FW 前田5.5 これ目での試合に比べれば、ボールによく絡んでいたが、それだけに前に出る推進力が欲しい気がした。

※交替選手

MF細貝 6 ゴールは決めたが、それ以外の面では物足りなさが残る。起用されたポジション(=4−「3」−3の「3」の上がり目)は、とても適役とは言えない。違和感、唐突感を覚えずにはいられない。

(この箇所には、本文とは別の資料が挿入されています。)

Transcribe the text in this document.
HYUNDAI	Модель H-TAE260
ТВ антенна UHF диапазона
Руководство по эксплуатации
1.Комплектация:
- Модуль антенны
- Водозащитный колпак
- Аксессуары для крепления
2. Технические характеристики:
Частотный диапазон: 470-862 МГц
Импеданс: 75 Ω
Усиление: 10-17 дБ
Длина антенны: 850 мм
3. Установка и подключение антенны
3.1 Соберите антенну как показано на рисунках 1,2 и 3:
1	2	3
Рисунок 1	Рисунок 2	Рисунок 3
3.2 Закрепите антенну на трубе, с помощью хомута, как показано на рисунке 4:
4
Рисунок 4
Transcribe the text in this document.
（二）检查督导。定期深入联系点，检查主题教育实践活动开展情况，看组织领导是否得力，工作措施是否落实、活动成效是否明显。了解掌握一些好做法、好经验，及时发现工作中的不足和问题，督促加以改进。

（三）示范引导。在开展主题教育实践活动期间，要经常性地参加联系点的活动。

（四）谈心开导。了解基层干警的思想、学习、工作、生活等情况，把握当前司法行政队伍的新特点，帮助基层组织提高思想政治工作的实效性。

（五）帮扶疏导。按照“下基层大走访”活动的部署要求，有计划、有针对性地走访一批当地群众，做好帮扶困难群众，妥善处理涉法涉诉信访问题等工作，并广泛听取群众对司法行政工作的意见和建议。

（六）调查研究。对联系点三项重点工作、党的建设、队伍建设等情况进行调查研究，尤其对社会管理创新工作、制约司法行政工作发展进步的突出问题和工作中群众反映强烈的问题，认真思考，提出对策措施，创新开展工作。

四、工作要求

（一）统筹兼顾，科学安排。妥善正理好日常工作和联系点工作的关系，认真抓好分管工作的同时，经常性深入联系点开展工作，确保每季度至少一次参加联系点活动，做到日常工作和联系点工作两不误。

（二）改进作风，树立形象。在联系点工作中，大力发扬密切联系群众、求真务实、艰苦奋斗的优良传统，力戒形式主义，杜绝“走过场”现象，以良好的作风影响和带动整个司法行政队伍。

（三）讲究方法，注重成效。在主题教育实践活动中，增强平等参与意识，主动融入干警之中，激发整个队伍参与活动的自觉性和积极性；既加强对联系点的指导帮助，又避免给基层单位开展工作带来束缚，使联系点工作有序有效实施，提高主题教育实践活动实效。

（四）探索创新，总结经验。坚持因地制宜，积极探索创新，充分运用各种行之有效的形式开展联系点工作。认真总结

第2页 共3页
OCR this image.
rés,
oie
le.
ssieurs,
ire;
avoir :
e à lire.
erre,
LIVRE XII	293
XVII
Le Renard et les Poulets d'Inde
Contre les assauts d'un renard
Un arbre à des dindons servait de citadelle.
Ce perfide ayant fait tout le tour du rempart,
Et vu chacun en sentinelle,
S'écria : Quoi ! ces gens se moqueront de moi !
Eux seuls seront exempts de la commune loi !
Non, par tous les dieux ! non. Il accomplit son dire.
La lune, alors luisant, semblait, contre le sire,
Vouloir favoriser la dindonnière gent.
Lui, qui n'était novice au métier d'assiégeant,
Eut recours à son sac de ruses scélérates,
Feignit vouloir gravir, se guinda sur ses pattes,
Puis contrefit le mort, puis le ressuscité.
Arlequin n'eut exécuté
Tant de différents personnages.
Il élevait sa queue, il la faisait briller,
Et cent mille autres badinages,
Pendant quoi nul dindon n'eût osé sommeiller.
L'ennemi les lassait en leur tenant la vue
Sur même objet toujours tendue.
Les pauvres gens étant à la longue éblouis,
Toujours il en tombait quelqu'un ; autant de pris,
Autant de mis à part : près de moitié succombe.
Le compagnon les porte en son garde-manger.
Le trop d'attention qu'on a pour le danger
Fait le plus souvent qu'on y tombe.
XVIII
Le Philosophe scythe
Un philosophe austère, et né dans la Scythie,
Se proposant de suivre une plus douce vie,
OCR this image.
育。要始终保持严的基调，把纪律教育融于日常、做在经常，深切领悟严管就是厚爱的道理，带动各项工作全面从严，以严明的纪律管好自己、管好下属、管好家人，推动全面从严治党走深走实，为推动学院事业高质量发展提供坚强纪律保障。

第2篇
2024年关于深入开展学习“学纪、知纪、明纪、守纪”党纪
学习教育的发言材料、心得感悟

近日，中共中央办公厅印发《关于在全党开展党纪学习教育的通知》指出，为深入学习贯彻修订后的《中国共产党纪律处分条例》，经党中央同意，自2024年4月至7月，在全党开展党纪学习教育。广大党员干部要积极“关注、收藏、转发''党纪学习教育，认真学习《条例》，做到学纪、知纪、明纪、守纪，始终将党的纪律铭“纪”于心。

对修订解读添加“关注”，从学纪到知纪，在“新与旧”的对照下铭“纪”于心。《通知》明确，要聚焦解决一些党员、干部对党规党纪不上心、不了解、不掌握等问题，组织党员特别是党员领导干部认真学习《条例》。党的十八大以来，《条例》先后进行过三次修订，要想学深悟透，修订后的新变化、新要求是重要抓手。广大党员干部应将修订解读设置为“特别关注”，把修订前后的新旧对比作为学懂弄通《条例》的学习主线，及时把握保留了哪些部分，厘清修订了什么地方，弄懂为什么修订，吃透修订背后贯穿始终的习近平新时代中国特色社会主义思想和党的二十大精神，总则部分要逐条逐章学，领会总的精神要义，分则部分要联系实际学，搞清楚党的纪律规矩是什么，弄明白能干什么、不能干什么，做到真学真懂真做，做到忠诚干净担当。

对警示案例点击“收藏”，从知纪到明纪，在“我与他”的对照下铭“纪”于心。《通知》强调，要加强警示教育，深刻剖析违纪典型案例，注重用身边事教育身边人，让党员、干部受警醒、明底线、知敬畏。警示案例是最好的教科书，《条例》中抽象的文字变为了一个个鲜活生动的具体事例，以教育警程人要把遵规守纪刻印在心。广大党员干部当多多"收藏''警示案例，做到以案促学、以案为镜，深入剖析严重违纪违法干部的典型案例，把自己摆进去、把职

DF伊野波 5.5 彼が最終ラインに入り5バックに。専守防衛に転じたことが、韓国に同点ゴールを奪われた最大の原因。

MF 本田拓 採点不能

※監督 ザッケローニ4

カタール戦後の会見で、彼は10人になっても3FWのシステムを貫いたことを「退場で人数が少なくなっても攻撃的サッカーで臨んだ。イタリアの監督は守備的だと言われるが私は違う」と、胸を張った。しかしこの日は一転、ラッキーなPKでリードを奪うと、伊野波を投入。5バックで逃げ切りを図った。後方に人を多く割き、クリンチで逃げるボクサーのように専守防衛に徹した。

攻撃サッカーを標榜する監督の面影はすっかりどこかに消えていた。古いイタリア人監督のような姿を全開にしてしまった。時は延長前半の終盤。15分以上も残り時間がある中で、5バックの態勢を敷く監督は、いま世界広しと言えどそう多くいない。イタリアでもそうお目にかかることができない守備的な采配を、恥も外聞もなく実践した。本来のサッカーを放棄し、結果を欲する作戦に出た。

その結果、逃げ切ることに成功しても、あまり褒められたものではないが、同点に追いつかれたとなれば、批判を浴びるのは当然の帰結。日本のメディアがそのあたりについてどう出るか知らないが、これは世界の常識だ。攻撃サッカーを標榜する監督のメッキが剥がれた瞬間、と言われても致し方がない。